Monday, January 14, 2013

WeLcOmE!

many of you that read my "old" blog may be wondering why i created a new blog...the answer is that blogspot decided that i couldnt load anymore pictures to my account so instead of writing boring blogs without pictures -because who really reads blogs when there are no pictures!? it just makes things a lil more interesting...

any ways if you were not up-to-date on the old posts i still have the old blog up here:


things are changing quickly in the kleiman household...i am now 36 weeks prego & counting down the DAYS till our lil brighton is here with us. i know jake is too- he tells me i have been moaning like crazy at night from being in so much pain from my body making its changes for D-day. sleeping is a thing of the past for me with all the trips to the bathroom, the waking up to change positions from one side to the other & then getting stuck mid turn over. pregnancy is sure fun people, sure fun!

lately:

  • i have been craving diet coke so bad lately...i seriously salivate just thinking about how amazing it would be just to get an ice cold diet coke! i picture either my drink in the can or in a huge cup filled with pebble ice.
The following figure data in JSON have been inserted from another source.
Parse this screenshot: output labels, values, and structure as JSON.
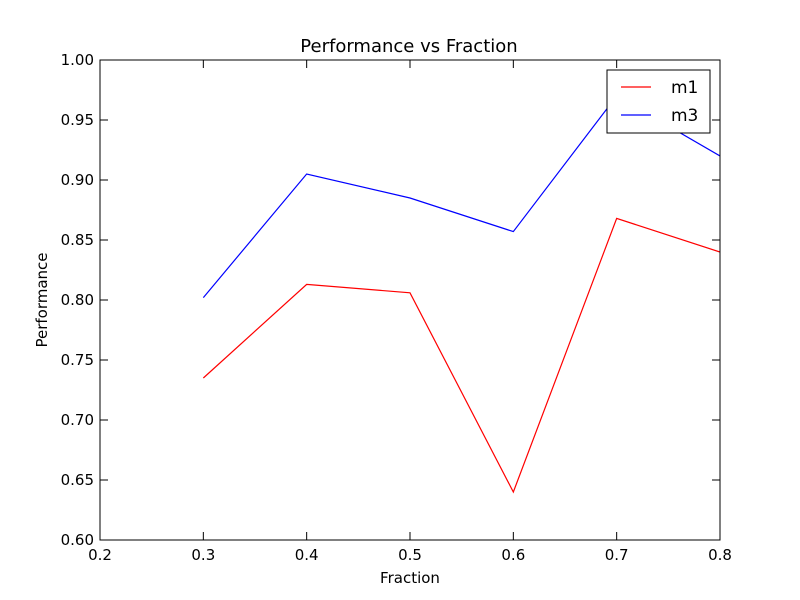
{
  "chart_data": {
    "type": "line",
    "title": "Performance vs Fraction",
    "xlabel": "Fraction",
    "ylabel": "Performance",
    "xlim": [
      0.2,
      0.8
    ],
    "ylim": [
      0.6,
      1.0
    ],
    "xticks": [
      "0.2",
      "0.3",
      "0.4",
      "0.5",
      "0.6",
      "0.7",
      "0.8"
    ],
    "yticks": [
      "0.60",
      "0.65",
      "0.70",
      "0.75",
      "0.80",
      "0.85",
      "0.90",
      "0.95",
      "1.00"
    ],
    "grid": false,
    "legend_position": "top-right",
    "x": [
      0.3,
      0.4,
      0.5,
      0.6,
      0.7,
      0.8
    ],
    "series": [
      {
        "name": "m1",
        "color": "#ff0000",
        "values": [
          0.735,
          0.813,
          0.806,
          0.64,
          0.868,
          0.84
        ]
      },
      {
        "name": "m3",
        "color": "#0000ff",
        "values": [
          0.802,
          0.905,
          0.885,
          0.857,
          0.97,
          0.92
        ]
      }
    ]
  }
}
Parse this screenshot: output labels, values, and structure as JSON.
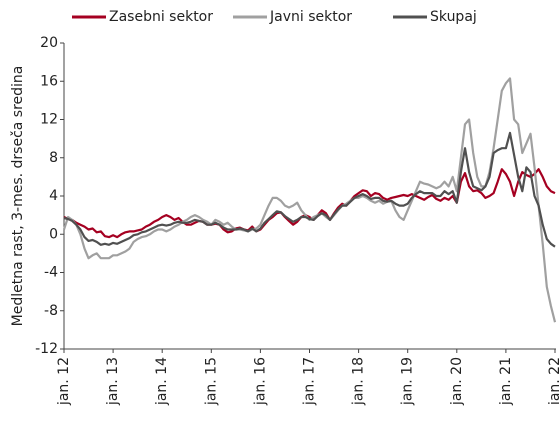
{
  "chart_data": {
    "type": "line",
    "y_label": "Medletna rast, 3-mes. drseča sredina",
    "categories": [
      "jan. 12",
      null,
      null,
      null,
      null,
      null,
      null,
      null,
      null,
      null,
      null,
      null,
      "jan. 13",
      null,
      null,
      null,
      null,
      null,
      null,
      null,
      null,
      null,
      null,
      null,
      "jan. 14",
      null,
      null,
      null,
      null,
      null,
      null,
      null,
      null,
      null,
      null,
      null,
      "jan. 15",
      null,
      null,
      null,
      null,
      null,
      null,
      null,
      null,
      null,
      null,
      null,
      "jan. 16",
      null,
      null,
      null,
      null,
      null,
      null,
      null,
      null,
      null,
      null,
      null,
      "jan. 17",
      null,
      null,
      null,
      null,
      null,
      null,
      null,
      null,
      null,
      null,
      null,
      "jan. 18",
      null,
      null,
      null,
      null,
      null,
      null,
      null,
      null,
      null,
      null,
      null,
      "jan. 19",
      null,
      null,
      null,
      null,
      null,
      null,
      null,
      null,
      null,
      null,
      null,
      "jan. 20",
      null,
      null,
      null,
      null,
      null,
      null,
      null,
      null,
      null,
      null,
      null,
      "jan. 21",
      null,
      null,
      null,
      null,
      null,
      null,
      null,
      null,
      null,
      null,
      null,
      "jan. 22"
    ],
    "series": [
      {
        "name": "Zasebni sektor",
        "color": "#a50021",
        "values": [
          1.8,
          1.6,
          1.5,
          1.2,
          1.0,
          0.8,
          0.5,
          0.6,
          0.2,
          0.3,
          -0.2,
          -0.3,
          -0.1,
          -0.3,
          0,
          0.2,
          0.3,
          0.3,
          0.4,
          0.5,
          0.8,
          1.0,
          1.3,
          1.5,
          1.8,
          2.0,
          1.8,
          1.5,
          1.7,
          1.3,
          1.0,
          1.0,
          1.2,
          1.4,
          1.3,
          1.0,
          1.0,
          1.1,
          1.0,
          0.5,
          0.2,
          0.3,
          0.6,
          0.7,
          0.5,
          0.4,
          0.8,
          0.3,
          0.5,
          1.0,
          1.5,
          1.8,
          2.2,
          2.3,
          1.8,
          1.4,
          1.0,
          1.3,
          1.8,
          2.0,
          1.8,
          1.5,
          2.0,
          2.5,
          2.2,
          1.5,
          2.2,
          2.8,
          3.2,
          3.0,
          3.5,
          4.0,
          4.3,
          4.6,
          4.5,
          4.0,
          4.3,
          4.2,
          3.8,
          3.6,
          3.8,
          3.9,
          4.0,
          4.1,
          4.0,
          4.2,
          4.0,
          3.8,
          3.6,
          3.9,
          4.1,
          3.7,
          3.5,
          3.8,
          3.6,
          4.0,
          3.3,
          5.5,
          6.4,
          5.0,
          4.5,
          4.6,
          4.3,
          3.8,
          4.0,
          4.3,
          5.5,
          6.8,
          6.3,
          5.5,
          4.0,
          5.5,
          6.5,
          6.2,
          6.0,
          6.3,
          6.8,
          6.0,
          5.0,
          4.5,
          4.3
        ]
      },
      {
        "name": "Javni sektor",
        "color": "#a0a0a0",
        "values": [
          0.5,
          1.8,
          1.5,
          1.0,
          0,
          -1.5,
          -2.5,
          -2.2,
          -2.0,
          -2.5,
          -2.5,
          -2.5,
          -2.2,
          -2.2,
          -2.0,
          -1.8,
          -1.5,
          -0.8,
          -0.5,
          -0.3,
          -0.2,
          0,
          0.3,
          0.5,
          0.5,
          0.3,
          0.5,
          0.8,
          1.0,
          1.3,
          1.5,
          1.8,
          2.0,
          1.8,
          1.5,
          1.3,
          1.0,
          1.5,
          1.3,
          1.0,
          1.2,
          0.8,
          0.5,
          0.5,
          0.4,
          0.3,
          0.5,
          0.6,
          1.0,
          2.0,
          3.0,
          3.8,
          3.8,
          3.5,
          3.0,
          2.8,
          3.0,
          3.3,
          2.5,
          2.0,
          1.5,
          1.8,
          2.0,
          2.2,
          1.8,
          1.5,
          2.0,
          2.5,
          3.0,
          3.2,
          3.5,
          3.8,
          3.8,
          4.0,
          3.8,
          3.5,
          3.3,
          3.5,
          3.2,
          3.4,
          3.5,
          2.5,
          1.8,
          1.5,
          2.5,
          3.5,
          4.5,
          5.5,
          5.3,
          5.2,
          5.0,
          4.8,
          5.0,
          5.5,
          5.0,
          6.0,
          4.5,
          8.0,
          11.5,
          12.0,
          8.5,
          6.0,
          5.0,
          5.0,
          6.5,
          9.0,
          12.0,
          15.0,
          15.8,
          16.3,
          12.0,
          11.5,
          8.5,
          9.5,
          10.5,
          7.0,
          3.0,
          -1.0,
          -5.5,
          -7.5,
          -9.2
        ]
      },
      {
        "name": "Skupaj",
        "color": "#505050",
        "values": [
          1.7,
          1.6,
          1.4,
          1.0,
          0.5,
          -0.3,
          -0.7,
          -0.6,
          -0.8,
          -1.1,
          -1.0,
          -1.1,
          -0.9,
          -1.0,
          -0.8,
          -0.6,
          -0.4,
          -0.1,
          0,
          0.2,
          0.3,
          0.5,
          0.7,
          0.9,
          1.0,
          0.9,
          1.0,
          1.2,
          1.3,
          1.2,
          1.2,
          1.3,
          1.5,
          1.4,
          1.3,
          1.0,
          1.0,
          1.2,
          1.0,
          0.7,
          0.5,
          0.5,
          0.5,
          0.6,
          0.5,
          0.3,
          0.6,
          0.3,
          0.6,
          1.2,
          1.6,
          2.0,
          2.4,
          2.3,
          1.9,
          1.6,
          1.3,
          1.5,
          1.8,
          1.8,
          1.6,
          1.5,
          1.9,
          2.2,
          2.0,
          1.5,
          2.1,
          2.6,
          3.0,
          3.0,
          3.4,
          3.8,
          4.0,
          4.2,
          4.0,
          3.7,
          3.8,
          3.8,
          3.5,
          3.4,
          3.5,
          3.2,
          3.0,
          3.0,
          3.2,
          3.8,
          4.2,
          4.5,
          4.3,
          4.3,
          4.3,
          4.0,
          4.0,
          4.5,
          4.2,
          4.5,
          3.3,
          6.5,
          9.0,
          6.5,
          5.0,
          4.8,
          4.6,
          5.0,
          6.0,
          8.5,
          8.8,
          9.0,
          9.0,
          10.6,
          8.3,
          6.0,
          4.5,
          7.0,
          6.5,
          4.0,
          3.0,
          1.0,
          -0.5,
          -1.0,
          -1.3
        ]
      }
    ],
    "ylim": [
      -12,
      20
    ],
    "yticks": [
      -12,
      -8,
      -4,
      0,
      4,
      8,
      12,
      16,
      20
    ],
    "grid": false
  }
}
WHY?!?! of course i have not caved on this craving because i know how bad soda is for you & plus i havent had caffeine in 4 years i would probably be such a nut, but i am on the verge of a relapse!
  • brightons nursery is coming along so well- i absolutely adore baby girls room! i often go in there throughout the day just to be around her things...i will stand there for a couple minutes & think i cant wait till all of this is real, when we take her home from the hospital & she will be our lil one forever.
  • i am feeling sooo big lately. i have actually always felt pretty big this whole pregnancy but now i am in awe that my body could actually be this size & i could weigh this much...i have tried not to let the whole weight part of pregnancy get to me- i know it is only temporary & that whatever weight i do gain is because i needed to gain it. i am especially happy that i have yet to get any stretch marks. i have been religiously putting on coco butter about 3 times a day since my first trimester...my belly feels like silk!
  • like i said earlier- sleeping is getting harder & harder each night. i literally feel like i cant make it without a nap during the day. i keep telling myself i am going to be working until i am in labor but i may need to take off a lil before just because i am so exhausted from sleepless nights. everybody i work with just looks at me with a horrified face because they think i am just going to pop any moment! "wow ash! youre huge, like really pregnant i mean!" love that i work with a bunch of dudes that say WHATEVER.
  • my doctors appointments have started to be every week now...as ready as i am to have this baby i am getting so nervous that i will be having this baby so soon. everyone tells me that after labor i will think to myself that it really wasnt THAT bad. i have tried to stop thinking so much about the scariness of it & focus more on the beautiful blessing that i have been given to be able to be the temporary home to my lil girl & that as bad as it gets it WILL get better! & it will ALL be SOOO worth it!